Pierre Bertigny avait néanmoins réussi à gagner la Belgique ; puis il était rentré seul en France, et avait touché au Havre avant d’aller se mettre à la disposition du gouvernement de la Défense nationale.

Mais, hélas ! en ce qui concernait Georges, il ne pouvait apporter à la malheureuse Mme Cardignac que le doute, le doute obsédant… plus douloureux encore qu’une certitude… si cruelle fût-elle !
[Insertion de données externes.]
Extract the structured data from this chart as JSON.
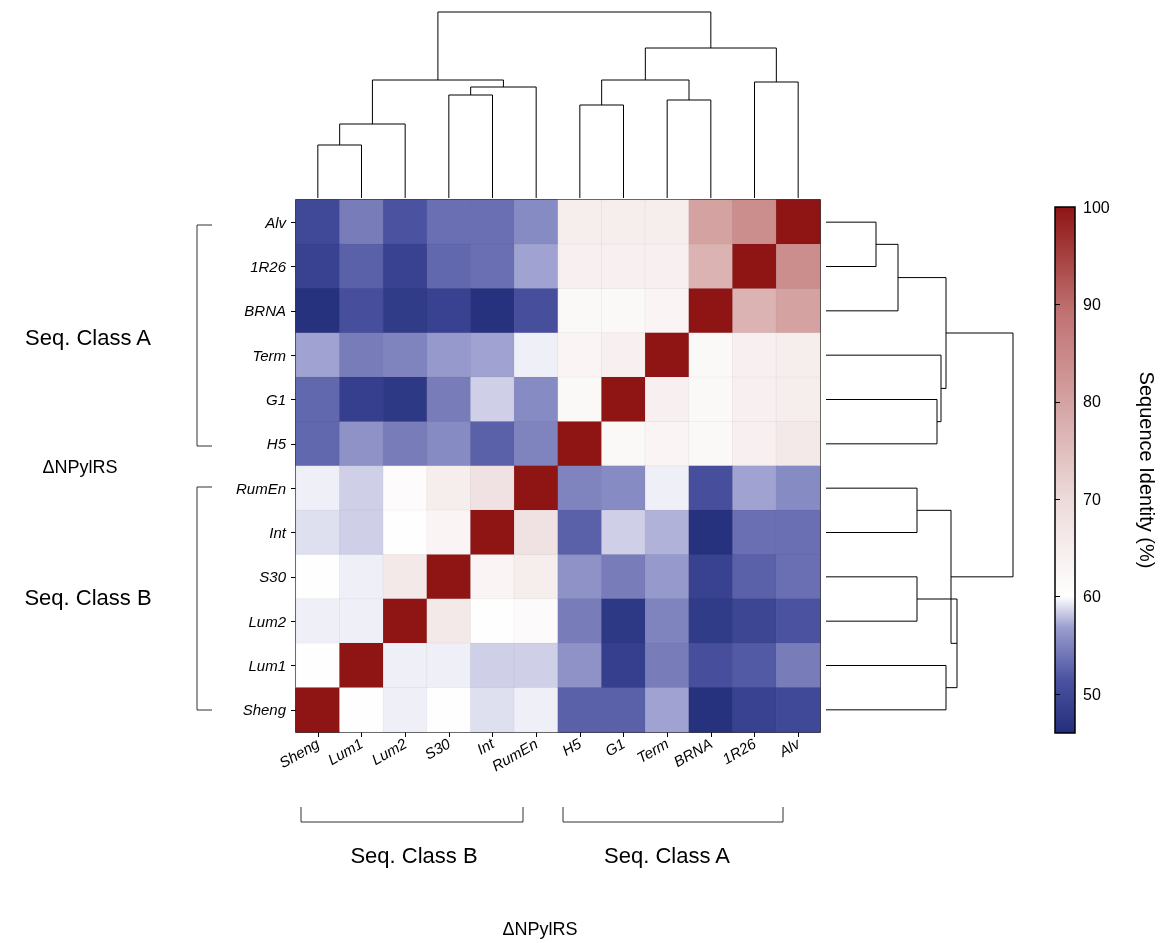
{
  "chart_data": {
    "type": "heatmap",
    "categories": [
      "Sheng",
      "Lum1",
      "Lum2",
      "S30",
      "Int",
      "RumEn",
      "H5",
      "G1",
      "Term",
      "BRNA",
      "1R26",
      "Alv"
    ],
    "y_categories": [
      "Alv",
      "1R26",
      "BRNA",
      "Term",
      "G1",
      "H5",
      "RumEn",
      "Int",
      "S30",
      "Lum2",
      "Lum1",
      "Sheng"
    ],
    "cells": [
      [
        50,
        54.5,
        51.5,
        53.5,
        53.5,
        55.5,
        65,
        65,
        65,
        80,
        84,
        100
      ],
      [
        49,
        52.5,
        49,
        53,
        53.5,
        57,
        64,
        64,
        64,
        77,
        100,
        84
      ],
      [
        46.5,
        51,
        48,
        49,
        46.5,
        51,
        62,
        62,
        63,
        100,
        77,
        80
      ],
      [
        57,
        54.5,
        55,
        56.5,
        57,
        59.5,
        63,
        64,
        100,
        62,
        64,
        65
      ],
      [
        53,
        48.5,
        47.5,
        54.5,
        58.5,
        55.5,
        62,
        100,
        64,
        62,
        64,
        65
      ],
      [
        53,
        56,
        54.5,
        55.5,
        52.5,
        55,
        100,
        62,
        63,
        62,
        64,
        66
      ],
      [
        59.5,
        58.5,
        61,
        65,
        68,
        100,
        55,
        55.5,
        59.5,
        51,
        57,
        55.5
      ],
      [
        59,
        58.5,
        60,
        63,
        100,
        68,
        52.5,
        58.5,
        57.5,
        46.5,
        53.5,
        53.5
      ],
      [
        60,
        59.5,
        66,
        100,
        63,
        65,
        56,
        54.5,
        56.5,
        49,
        52.5,
        53.5
      ],
      [
        59.5,
        59.5,
        100,
        66,
        60,
        61.5,
        54.5,
        47.5,
        55,
        48,
        49.5,
        51.5
      ],
      [
        60,
        100,
        59.5,
        59.5,
        58.5,
        58.5,
        56,
        48.5,
        54.5,
        51,
        52,
        54.5
      ],
      [
        100,
        60,
        59.5,
        60,
        59,
        59.5,
        52.5,
        52.5,
        57,
        46.5,
        49,
        50
      ]
    ],
    "clim": [
      46,
      100
    ],
    "cticks": [
      50,
      60,
      70,
      80,
      90,
      100
    ],
    "clabel": "Sequence Identity (%)",
    "annotations": [
      "Seq. Class A",
      "Seq. Class B",
      "ΔNPylRS",
      "Seq. Class B",
      "Seq. Class A",
      "ΔNPylRS"
    ]
  }
}
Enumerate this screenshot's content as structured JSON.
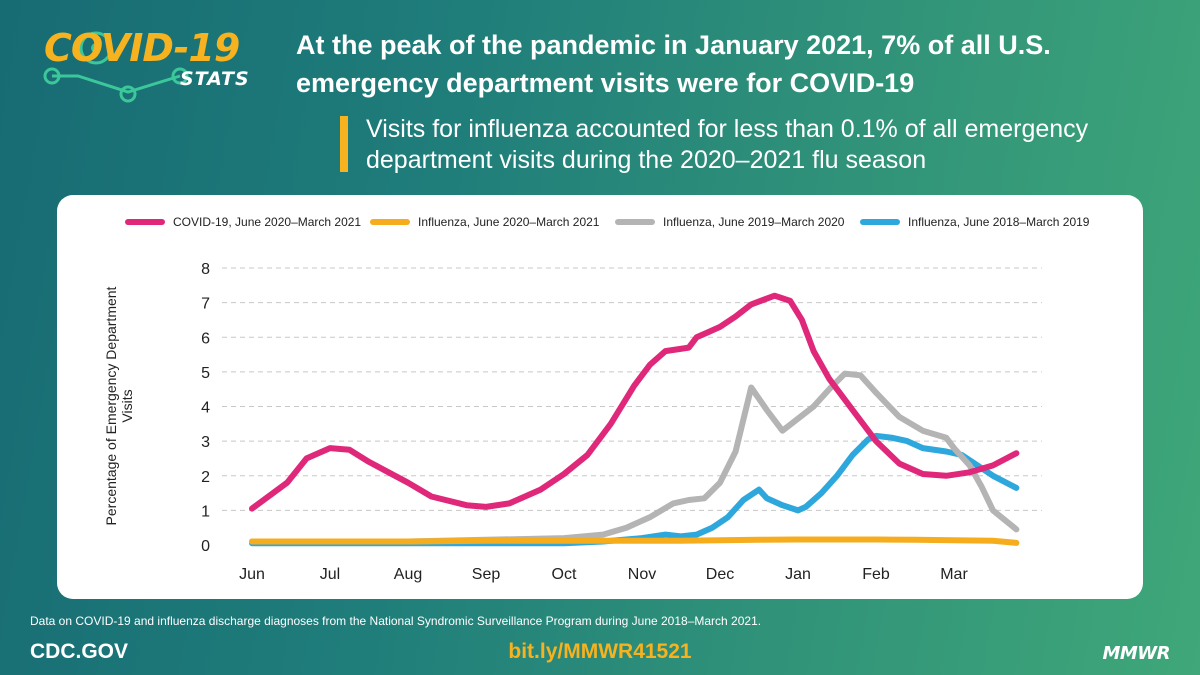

Qu’était-il devenu, le pauvre enfant ?

Prisonnier ? Qui sait ? Tué peut-être ?… ou fusillé, comme tant d’autres le furent en cette période terrible ?…

Il y avait là, vous le voyez mes enfants, de quoi jeter la pauvre femme dans le plus amer désespoir.

Aussi, avant de repartir pour l’armée, Pierre avait insisté auprès de Mme Cardignac pour lui faire quitter le Havre, afin de la soustraire aux souvenirs lancinants que ravivait en elle le contact de toute sa maison, encore imprégnée du souvenir des deux disparus !

Elle avait fini par céder, et, accompagnée de Margarita et du jeune Mohiloff, la mère désolée était venue se réfugier justement à Champ-Moron, dans la jolie petite villa enfouie dans un ravin boisé ; et là, depuis deux mois, elle se consumait dans sa douleur.

Quant à notre nouveau camarade et ami Paul, s’il était à Dijon, c’est que son père, retraité peu avant la guerre, avait, lui aussi, repris du service à l’appel de la France en danger ; et que, ne voulant pas laisser ce grand garçon indocile, au tempérament ardent, sans une direction ferme, le médecin major l’avait confié aux soins de son frère, professeur au lycée de Dijon.

Le gamin avait donc quitté sa mère, qui était restée seule à Chinon, pendant que son mari prenait part, en qualité de médecin-major, aux opérations de l’armée de la Loire.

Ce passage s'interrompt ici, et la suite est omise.